CMU Startup Wants to Retire Your Wallet

Imagine a world where all the contents in your wallet could fit on your fingerprint. It might be coming soon.

CMU student startup uses bio-based tech for ID cards and payments
You know that movie scene when someone’s using their fingerprint to enter a restricted room that everyone so desperately wants to get into? Well, Carnegie Mellon University’s PayTango, a Greenlighting Startups initiative member, may soon be at the forefront of producing such technology. The company’s four founders — seniors in programs like industrial design and information systems — turned their frustration from digging through bags to find student ID and debit cards into an idea for a new ID and payment system that uses your fingerprint. This may seem like some 007 stuff, but it’s actually not that far-fetched and is garnering national attention from investors (and investors means free access for all of us). The technology already launched in CMU dining spots and is expected to be used at gyms, retailers and other college campuses soon. Just think: You could register any card ranging from an ID card to loyalty rewards cards and never actually need to take them out of your wallet again (or possibly get rid of them).

GCC works to finish Stem Hall construction
Recently, Grove City College proudly announced that STEM Hall will officially open its doors in August. The facility will become the new home for science, technology, engineering and mathematics (STEM) — putting GCC at the front of science and engineering programs at liberal arts institutions by allowing advancements in research, interdisciplinary studies and equipment, plus workspace expansion. The new building will feature a 110-seat lecture hall, various labs, a vivarium, faculty offices and a conference room.

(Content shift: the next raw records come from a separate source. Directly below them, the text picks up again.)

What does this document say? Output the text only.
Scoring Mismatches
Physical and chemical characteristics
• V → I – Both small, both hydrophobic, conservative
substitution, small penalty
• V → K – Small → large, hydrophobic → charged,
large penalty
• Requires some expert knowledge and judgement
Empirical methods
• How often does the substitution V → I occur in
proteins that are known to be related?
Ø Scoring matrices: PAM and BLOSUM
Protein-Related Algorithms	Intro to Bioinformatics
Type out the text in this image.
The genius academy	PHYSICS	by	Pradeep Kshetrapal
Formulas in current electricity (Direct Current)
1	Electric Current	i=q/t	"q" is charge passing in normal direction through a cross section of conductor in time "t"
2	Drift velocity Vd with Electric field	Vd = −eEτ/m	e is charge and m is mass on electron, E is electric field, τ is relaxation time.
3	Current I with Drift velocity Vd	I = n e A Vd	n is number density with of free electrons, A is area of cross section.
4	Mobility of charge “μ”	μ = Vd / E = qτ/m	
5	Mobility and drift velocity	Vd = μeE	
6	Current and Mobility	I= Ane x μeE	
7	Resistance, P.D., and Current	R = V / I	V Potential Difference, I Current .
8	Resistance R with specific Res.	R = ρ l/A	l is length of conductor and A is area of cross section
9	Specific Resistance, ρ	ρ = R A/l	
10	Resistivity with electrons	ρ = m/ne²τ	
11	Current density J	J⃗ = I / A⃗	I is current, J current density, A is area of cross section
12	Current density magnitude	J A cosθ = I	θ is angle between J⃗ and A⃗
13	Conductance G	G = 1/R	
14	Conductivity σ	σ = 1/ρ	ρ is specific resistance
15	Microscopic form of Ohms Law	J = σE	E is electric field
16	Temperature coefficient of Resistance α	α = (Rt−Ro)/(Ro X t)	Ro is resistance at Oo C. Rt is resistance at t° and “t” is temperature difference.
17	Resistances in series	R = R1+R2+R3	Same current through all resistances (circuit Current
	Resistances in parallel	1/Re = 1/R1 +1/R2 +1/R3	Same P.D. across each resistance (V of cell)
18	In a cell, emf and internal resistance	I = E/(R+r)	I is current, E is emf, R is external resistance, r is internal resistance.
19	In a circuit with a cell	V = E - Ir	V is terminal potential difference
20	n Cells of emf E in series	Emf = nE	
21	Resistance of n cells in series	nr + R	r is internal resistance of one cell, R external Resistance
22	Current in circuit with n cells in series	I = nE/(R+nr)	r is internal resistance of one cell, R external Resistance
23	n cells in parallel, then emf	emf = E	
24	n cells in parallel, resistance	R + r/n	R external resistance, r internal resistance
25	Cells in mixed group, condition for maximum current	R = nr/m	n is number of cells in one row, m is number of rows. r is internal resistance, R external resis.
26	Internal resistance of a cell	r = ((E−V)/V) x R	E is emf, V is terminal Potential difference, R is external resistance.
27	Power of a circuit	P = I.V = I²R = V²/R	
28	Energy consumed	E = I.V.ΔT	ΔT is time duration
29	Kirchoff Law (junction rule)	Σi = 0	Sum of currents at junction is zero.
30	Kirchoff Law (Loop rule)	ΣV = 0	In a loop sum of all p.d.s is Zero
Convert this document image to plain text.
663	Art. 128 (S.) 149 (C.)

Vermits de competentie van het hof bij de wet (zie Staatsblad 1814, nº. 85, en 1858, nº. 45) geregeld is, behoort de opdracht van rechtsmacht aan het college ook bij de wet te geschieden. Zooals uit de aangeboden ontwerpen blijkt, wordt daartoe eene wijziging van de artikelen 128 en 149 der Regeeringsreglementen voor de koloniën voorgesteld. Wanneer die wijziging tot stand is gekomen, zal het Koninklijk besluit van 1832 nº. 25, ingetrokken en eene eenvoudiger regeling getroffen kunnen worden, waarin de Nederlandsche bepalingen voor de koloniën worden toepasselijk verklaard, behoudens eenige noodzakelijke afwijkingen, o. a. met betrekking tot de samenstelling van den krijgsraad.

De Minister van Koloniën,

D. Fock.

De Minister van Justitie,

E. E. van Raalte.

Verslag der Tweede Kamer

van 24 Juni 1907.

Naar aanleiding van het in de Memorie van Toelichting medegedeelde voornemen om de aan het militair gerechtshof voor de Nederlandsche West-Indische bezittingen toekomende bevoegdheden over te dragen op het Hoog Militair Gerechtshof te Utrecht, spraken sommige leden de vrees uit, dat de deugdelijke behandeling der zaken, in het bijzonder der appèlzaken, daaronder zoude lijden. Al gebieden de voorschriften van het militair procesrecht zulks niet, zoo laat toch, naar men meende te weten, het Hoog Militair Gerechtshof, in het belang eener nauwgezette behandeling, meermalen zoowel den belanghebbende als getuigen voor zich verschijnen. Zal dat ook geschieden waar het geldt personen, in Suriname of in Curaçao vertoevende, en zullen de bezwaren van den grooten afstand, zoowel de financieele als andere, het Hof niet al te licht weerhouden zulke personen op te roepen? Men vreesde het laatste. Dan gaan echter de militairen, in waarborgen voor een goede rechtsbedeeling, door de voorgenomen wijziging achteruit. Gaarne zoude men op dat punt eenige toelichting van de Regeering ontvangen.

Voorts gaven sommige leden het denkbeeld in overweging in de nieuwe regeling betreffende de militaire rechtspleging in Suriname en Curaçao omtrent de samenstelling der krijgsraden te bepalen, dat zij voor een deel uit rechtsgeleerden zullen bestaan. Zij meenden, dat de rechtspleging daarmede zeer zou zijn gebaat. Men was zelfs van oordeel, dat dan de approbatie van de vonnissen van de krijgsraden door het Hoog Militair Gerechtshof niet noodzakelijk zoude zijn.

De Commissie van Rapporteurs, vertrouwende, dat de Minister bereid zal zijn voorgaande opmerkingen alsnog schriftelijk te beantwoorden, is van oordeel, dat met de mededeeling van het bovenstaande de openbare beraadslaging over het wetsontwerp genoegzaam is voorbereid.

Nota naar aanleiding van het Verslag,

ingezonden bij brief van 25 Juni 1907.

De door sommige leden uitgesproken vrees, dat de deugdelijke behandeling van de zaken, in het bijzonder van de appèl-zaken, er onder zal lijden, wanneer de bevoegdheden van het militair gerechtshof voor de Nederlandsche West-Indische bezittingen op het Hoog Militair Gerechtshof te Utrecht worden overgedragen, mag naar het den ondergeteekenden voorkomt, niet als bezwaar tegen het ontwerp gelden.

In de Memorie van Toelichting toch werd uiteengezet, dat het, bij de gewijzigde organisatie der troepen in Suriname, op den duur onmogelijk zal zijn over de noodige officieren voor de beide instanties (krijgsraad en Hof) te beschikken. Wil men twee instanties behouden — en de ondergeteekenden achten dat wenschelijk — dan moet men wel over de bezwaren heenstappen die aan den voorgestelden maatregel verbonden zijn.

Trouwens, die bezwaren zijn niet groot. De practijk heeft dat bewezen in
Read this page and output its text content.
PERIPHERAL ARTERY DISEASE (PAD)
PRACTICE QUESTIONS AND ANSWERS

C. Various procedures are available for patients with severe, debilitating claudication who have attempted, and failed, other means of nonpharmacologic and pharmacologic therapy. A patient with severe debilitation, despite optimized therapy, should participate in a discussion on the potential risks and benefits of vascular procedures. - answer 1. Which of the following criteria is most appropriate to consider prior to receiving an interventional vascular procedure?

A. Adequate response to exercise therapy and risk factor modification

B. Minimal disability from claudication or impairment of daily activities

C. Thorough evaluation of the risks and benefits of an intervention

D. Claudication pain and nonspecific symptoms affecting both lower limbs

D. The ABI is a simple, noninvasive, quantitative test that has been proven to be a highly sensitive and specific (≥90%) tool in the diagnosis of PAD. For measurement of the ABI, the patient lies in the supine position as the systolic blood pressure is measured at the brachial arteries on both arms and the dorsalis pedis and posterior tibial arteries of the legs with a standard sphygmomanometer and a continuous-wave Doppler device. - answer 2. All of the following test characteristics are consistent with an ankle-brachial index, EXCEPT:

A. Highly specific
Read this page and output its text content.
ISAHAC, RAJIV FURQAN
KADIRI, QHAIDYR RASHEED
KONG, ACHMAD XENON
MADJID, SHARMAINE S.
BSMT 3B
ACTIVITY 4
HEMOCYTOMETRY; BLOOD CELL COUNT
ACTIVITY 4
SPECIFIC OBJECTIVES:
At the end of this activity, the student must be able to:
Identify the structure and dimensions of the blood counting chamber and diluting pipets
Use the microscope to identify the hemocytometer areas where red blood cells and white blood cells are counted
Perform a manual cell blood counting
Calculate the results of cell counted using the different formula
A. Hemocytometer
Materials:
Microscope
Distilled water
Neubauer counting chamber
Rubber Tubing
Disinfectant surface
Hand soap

Celebrations of art and information abound to bid farewell to April (and for most students, class).

West Virginia University
Wednesday, 7 to 8:30 p.m.; free
The 19th annual Bennett Careers for Chemists Program at the Evansdale campus’ Erickson Alumni Center will explore career opportunities in chemistry outside beakers and lab coats through discussion with three professionals.

Point Park University
Friday, 12 to 5 p.m.; free
Stanford University assistant professor of history and Demons of Urban Reform author Laura Stokes will headline the fourth annual Humanities and Human Sciences Symposium at PPU, which also features the work of undergraduates from various disciplines.

Seton Hill University
Through Saturday
SHU’s Theatre and Dance Program presents D.W. Gregory’s Salvation Road, a story about a younger brother trying to save his missing older sister from an extreme religious experience, at the William Granger Ryan Theatre in Greensburg.

Grove City College
Monday, 7 p.m., free
Lauded Accuracy in Media speaker Charles Wiley — who’s known for his lifelong national and international reporting career, various books and photography — will present on “Modern Youth Culture” in Sticht Lecture Hall.

University of Pittsburgh
Through Wednesday
Help students in the Marketing & Social Media Strategy course (in the Katz School of Business) raise funds for Food Revolution Pittsburgh’s Cooking Club; money raised will go toward the purchase of utensils for area high-schoolers.